In April 1528, Panfilo de Narváez landed a 300 man party in what would later be called Tampa Bay, Florida and set off into the interior. When they reached Apalache, they were greeted by local Indians playing on reed flutes. An all-night dance and noisy celebration ensued, one of many they would see. For these people, dancing was ubiquitous, not as recreation or art, but as prayer to a greater power. It was an entirely new experience for the European explorers and they found it hard to describe what they saw and felt.

Thus begins the narrative of the dance and its music in the lands of North America that would become the United States of America in 1789. From Native America dancers to minuet dancers, this study presents dance as a powerful yet ephemeral medium of communication and social dynamics. It integrates the history of dance and its music into cultural, commercial, and aesthetic aspects of life in the new world, both for established native societies and newcomers.
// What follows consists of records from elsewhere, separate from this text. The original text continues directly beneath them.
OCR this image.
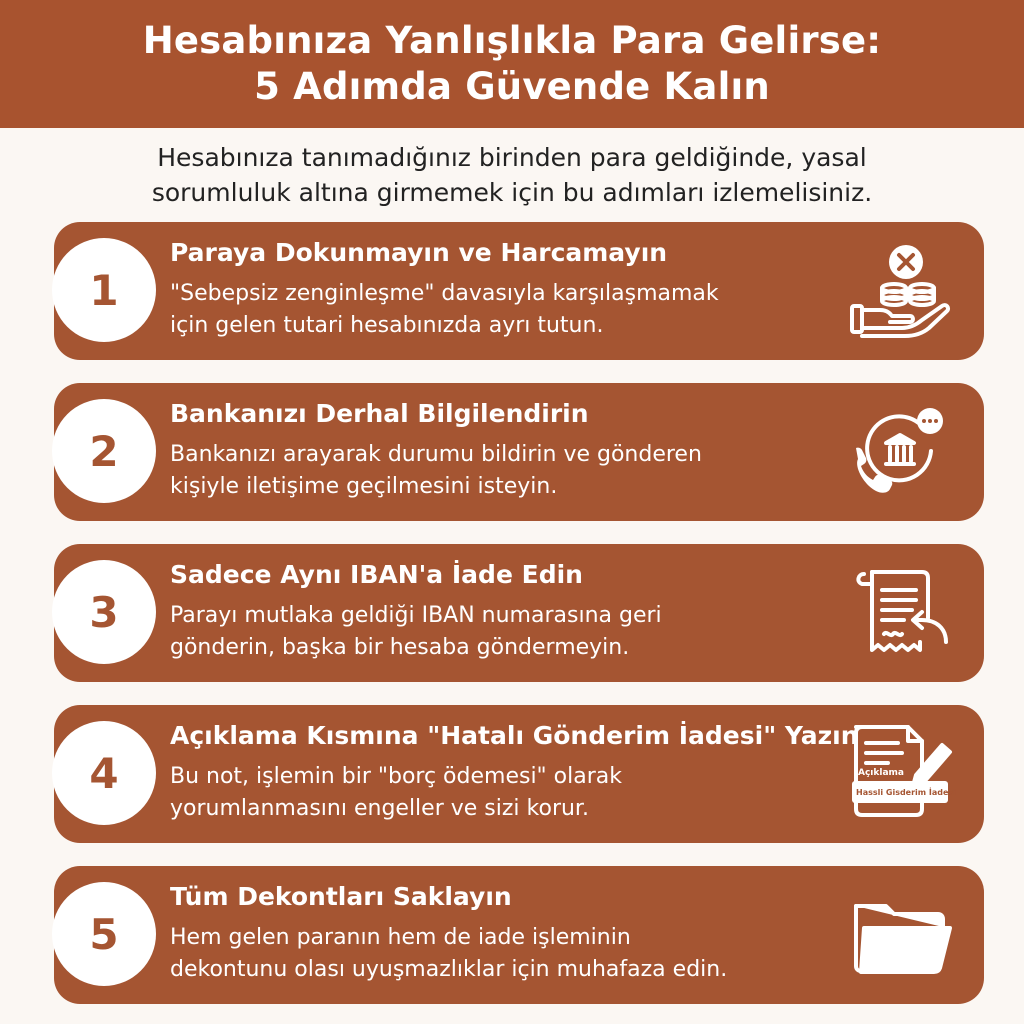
Hesabınıza Yanlışlıkla Para Gelirse:
5 Adımda Güvende Kalın
Hesabınıza tanımadığınız birinden para geldiğinde, yasal
sorumluluk altına girmemek için bu adımları izlemelisiniz.
1
Paraya Dokunmayın ve Harcamayın
"Sebepsiz zenginleşme" davasıyla karşılaşmamak
için gelen tutari hesabınızda ayrı tutun.
2
Bankanızı Derhal Bilgilendirin
Bankanızı arayarak durumu bildirin ve gönderen
kişiyle iletişime geçilmesini isteyin.
3
Sadece Aynı IBAN'a İade Edin
Parayı mutlaka geldiği IBAN numarasına geri
gönderin, başka bir hesaba göndermeyin.
4
Açıklama Kısmına "Hatalı Gönderim İadesi" Yazın
Bu not, işlemin bir "borç ödemesi" olarak
yorumlanmasını engeller ve sizi korur.
Açıklama
Hassli Gisderim İadesi
5
Tüm Dekontları Saklayın
Hem gelen paranın hem de iade işleminin
dekontunu olası uyuşmazlıklar için muhafaza edin.
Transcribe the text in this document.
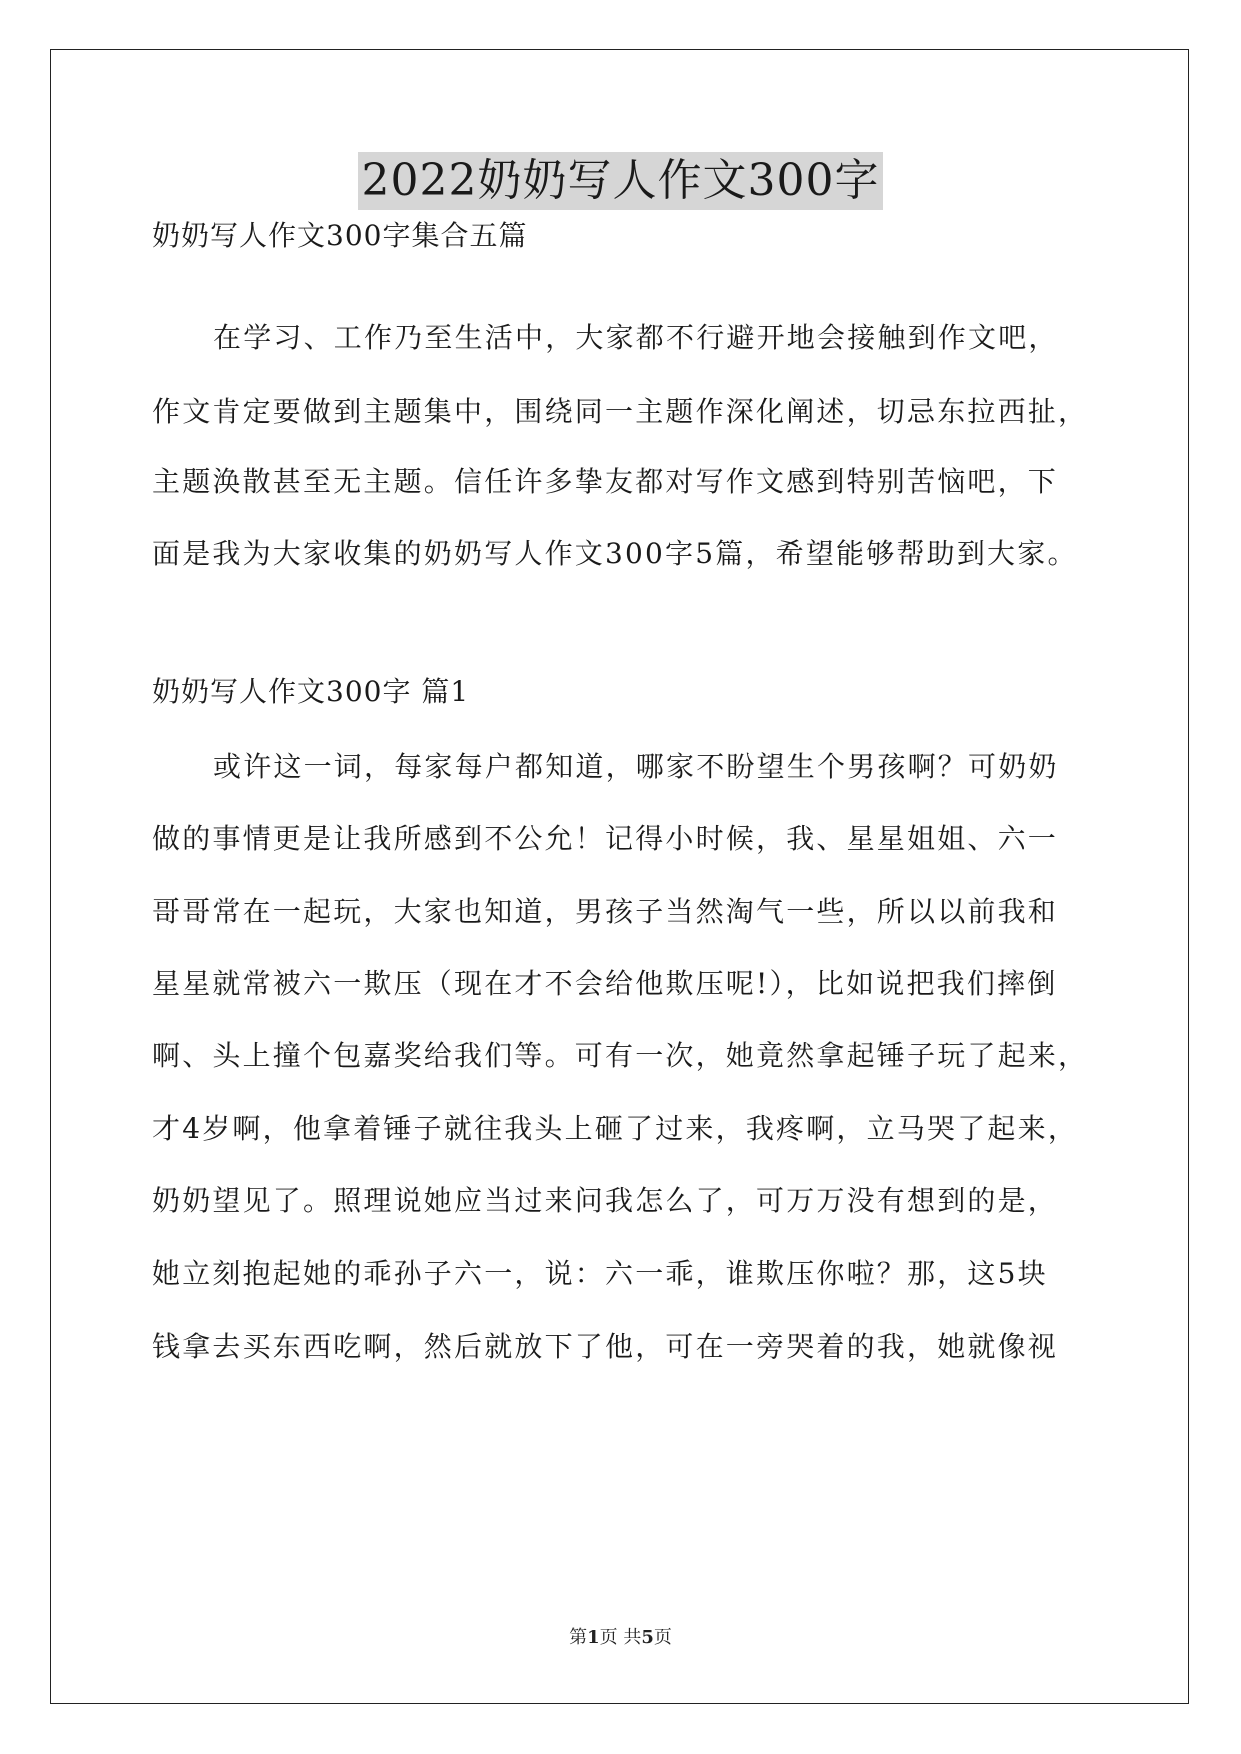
2022奶奶写人作文300字
奶奶写人作文300字集合五篇
在学习、工作乃至生活中，大家都不行避开地会接触到作文吧，
作文肯定要做到主题集中，围绕同一主题作深化阐述，切忌东拉西扯，
主题涣散甚至无主题。信任许多挚友都对写作文感到特别苦恼吧，下
面是我为大家收集的奶奶写人作文300字5篇，希望能够帮助到大家。
奶奶写人作文300字 篇1
或许这一词，每家每户都知道，哪家不盼望生个男孩啊？可奶奶
做的事情更是让我所感到不公允！记得小时候，我、星星姐姐、六一
哥哥常在一起玩，大家也知道，男孩子当然淘气一些，所以以前我和
星星就常被六一欺压（现在才不会给他欺压呢!），比如说把我们摔倒
啊、头上撞个包嘉奖给我们等。可有一次，她竟然拿起锤子玩了起来，
才4岁啊，他拿着锤子就往我头上砸了过来，我疼啊，立马哭了起来，
奶奶望见了。照理说她应当过来问我怎么了，可万万没有想到的是，
她立刻抱起她的乖孙子六一，说：六一乖，谁欺压你啦？那，这5块
钱拿去买东西吃啊，然后就放下了他，可在一旁哭着的我，她就像视
第1页 共5页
We will find dance used as a metaphor and preparation for battle, as a serious ritual that intimidates guests or celebrates victory, or as a drunken free-for-all in a seaport tavern. We will meet Yankee peddlers of dance, both male and female, and hundreds of Black dance musicians. We will recognize French connections and Spanish influences. There is dancing on board ships, in religion, in the military, and on the frontier. “Negro” jigs, the “Virginia Reel,” and mumming traditions are part of the story. Included is the colorful history of theatrical dancers who performed on the boards from Portsmouth, New Hampshire to Charleston, South Carolina and competitive dancers in early versions of today's Scottish games.

Dance in this study will encompass any choreographic activity performed to musical accompaniment, be it a single rattle, cultivated European instruments, or the dancer's own vocables. It may be simple or complex, improvised on the spot or performed after a long period of training. Some of the dances are centuries old —some are recent creations. Underlying all will be dancing as a healthful physical activity, one that entertains or impresses the onlookers, and one that creates and mediates belonging and community among the participants and their audiences.

The core of the book is a state-by-state narrative of dance and dance music in each colony or territory from Maine to California. It presents many new documents in a new way, looking at dance as a phenomenon that was both recreational and manipulative, commercial and personal, and pleasurable and painful to those who participated.